On Friday 11 April 2003 10:38 am, Suraj Kumar wrote:
All of this means the politicians get to launder lesser money and that means smaller scope for their corruption to flourish. Corruption and the race for power needs to be eliminated without which the benefits of free software would only be a threat to them (the politicians) and hence they would seek quicker ways to eliminate us. More quicker and more desperate than proprietary software giants.
This is my fear, and I suppose this is exactly what is happening behind the scenes. Our country is fast losing true politics and politicians. And we have to deal now with the new generation spies, who work for the betterment of proprietary corporates at the expense of our countrymen.
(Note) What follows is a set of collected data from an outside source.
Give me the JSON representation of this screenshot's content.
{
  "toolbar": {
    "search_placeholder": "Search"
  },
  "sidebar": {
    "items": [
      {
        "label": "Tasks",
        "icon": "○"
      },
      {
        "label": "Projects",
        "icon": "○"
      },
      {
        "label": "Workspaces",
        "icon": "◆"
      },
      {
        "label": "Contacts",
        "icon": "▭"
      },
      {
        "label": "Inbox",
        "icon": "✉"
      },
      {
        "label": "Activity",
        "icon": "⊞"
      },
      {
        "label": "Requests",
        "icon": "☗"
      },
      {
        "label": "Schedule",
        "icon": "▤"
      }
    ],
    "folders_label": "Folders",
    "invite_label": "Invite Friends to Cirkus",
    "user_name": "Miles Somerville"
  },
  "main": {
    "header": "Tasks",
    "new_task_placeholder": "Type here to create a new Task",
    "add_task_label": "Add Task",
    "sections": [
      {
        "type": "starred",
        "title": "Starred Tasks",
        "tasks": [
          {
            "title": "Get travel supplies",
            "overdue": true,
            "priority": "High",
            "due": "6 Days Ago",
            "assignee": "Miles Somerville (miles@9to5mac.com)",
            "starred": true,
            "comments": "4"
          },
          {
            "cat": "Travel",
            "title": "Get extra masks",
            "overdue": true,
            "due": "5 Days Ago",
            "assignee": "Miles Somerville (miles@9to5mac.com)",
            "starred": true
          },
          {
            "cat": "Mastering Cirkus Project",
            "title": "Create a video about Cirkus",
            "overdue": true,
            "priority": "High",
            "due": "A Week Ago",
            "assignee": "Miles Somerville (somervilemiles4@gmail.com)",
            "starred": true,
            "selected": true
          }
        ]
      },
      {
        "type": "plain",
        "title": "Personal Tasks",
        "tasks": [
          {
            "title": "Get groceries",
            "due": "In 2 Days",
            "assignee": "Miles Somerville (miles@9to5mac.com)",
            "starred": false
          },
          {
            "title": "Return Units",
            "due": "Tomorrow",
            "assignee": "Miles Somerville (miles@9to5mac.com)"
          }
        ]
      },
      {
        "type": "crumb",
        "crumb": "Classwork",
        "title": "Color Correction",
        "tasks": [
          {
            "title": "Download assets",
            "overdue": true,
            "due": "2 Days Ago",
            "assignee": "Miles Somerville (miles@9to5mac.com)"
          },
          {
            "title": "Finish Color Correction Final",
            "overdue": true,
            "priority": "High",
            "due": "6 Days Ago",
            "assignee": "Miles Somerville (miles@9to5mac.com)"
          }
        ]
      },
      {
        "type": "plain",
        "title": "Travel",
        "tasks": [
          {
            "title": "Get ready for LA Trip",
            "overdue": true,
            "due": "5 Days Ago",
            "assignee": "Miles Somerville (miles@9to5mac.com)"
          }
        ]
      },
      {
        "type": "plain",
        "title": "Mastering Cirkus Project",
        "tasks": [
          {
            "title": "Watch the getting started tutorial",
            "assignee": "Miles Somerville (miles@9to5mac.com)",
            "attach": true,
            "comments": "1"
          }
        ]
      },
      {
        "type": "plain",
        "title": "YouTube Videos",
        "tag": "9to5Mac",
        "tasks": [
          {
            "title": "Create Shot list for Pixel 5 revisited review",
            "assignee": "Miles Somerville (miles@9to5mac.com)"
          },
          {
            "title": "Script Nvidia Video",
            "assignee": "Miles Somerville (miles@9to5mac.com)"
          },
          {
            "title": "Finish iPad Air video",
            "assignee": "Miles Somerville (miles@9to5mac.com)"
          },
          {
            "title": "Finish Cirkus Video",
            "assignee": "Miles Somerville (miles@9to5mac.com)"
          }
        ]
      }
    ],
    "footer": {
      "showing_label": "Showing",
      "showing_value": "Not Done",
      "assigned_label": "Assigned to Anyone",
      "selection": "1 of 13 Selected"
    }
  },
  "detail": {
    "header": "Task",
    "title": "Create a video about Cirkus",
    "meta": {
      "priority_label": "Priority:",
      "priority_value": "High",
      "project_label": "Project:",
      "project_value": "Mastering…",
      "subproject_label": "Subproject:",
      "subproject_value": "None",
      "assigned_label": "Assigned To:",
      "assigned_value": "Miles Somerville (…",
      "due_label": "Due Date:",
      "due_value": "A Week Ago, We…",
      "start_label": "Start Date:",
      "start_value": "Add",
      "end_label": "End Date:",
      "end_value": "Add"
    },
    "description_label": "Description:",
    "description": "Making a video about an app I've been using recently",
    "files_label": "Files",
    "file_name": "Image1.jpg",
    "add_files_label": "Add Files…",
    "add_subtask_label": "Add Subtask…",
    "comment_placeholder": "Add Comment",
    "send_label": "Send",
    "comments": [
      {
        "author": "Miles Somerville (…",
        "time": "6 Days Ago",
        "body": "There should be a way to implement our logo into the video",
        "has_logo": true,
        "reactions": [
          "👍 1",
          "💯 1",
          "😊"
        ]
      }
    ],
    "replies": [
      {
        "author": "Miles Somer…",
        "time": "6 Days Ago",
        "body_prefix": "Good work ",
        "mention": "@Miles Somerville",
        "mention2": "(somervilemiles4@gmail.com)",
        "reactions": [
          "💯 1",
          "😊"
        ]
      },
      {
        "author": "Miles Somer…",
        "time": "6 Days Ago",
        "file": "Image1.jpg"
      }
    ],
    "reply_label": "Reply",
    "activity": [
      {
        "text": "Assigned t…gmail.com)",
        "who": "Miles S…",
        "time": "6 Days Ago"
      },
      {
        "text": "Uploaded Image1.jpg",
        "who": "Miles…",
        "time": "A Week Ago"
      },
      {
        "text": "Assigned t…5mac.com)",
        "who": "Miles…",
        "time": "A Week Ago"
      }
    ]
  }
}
Looking from the 'other side', this fact also appears to be 'good signals' for multinational corporations, in that they can 'buy anyone' and have 'the views of those corporates' endorsed. Our best of bureaucrats would fall at the small temptation of a sponsored 'foreign trip' and would get all the background work done for the Minister to sign official agreement, 'on behalf of Government' with the proprietary establishments. A look at the list of 'top civil servants' who have gone on 'foreign trips' in the past three years and a re-look at their official views on 'software policy' would throw up interesting revelations. And if any journalist is ready for an 'investigation', the presence of 'Swiss agents' posing as 'donors', would complete the story.
Crying 'shame' can no longer put these 'corrupt officials' into shame, a reason, why I maintain that in the fight between a 'corrupt stand' and an 'ethical stand', inevitably, it would be corrupt stand that would win. (Imagine a two-faced theatre, where one side plays bharathanatyam and the other side features cat-walk with revealing dress, and try to place where the audience would eventually land up.)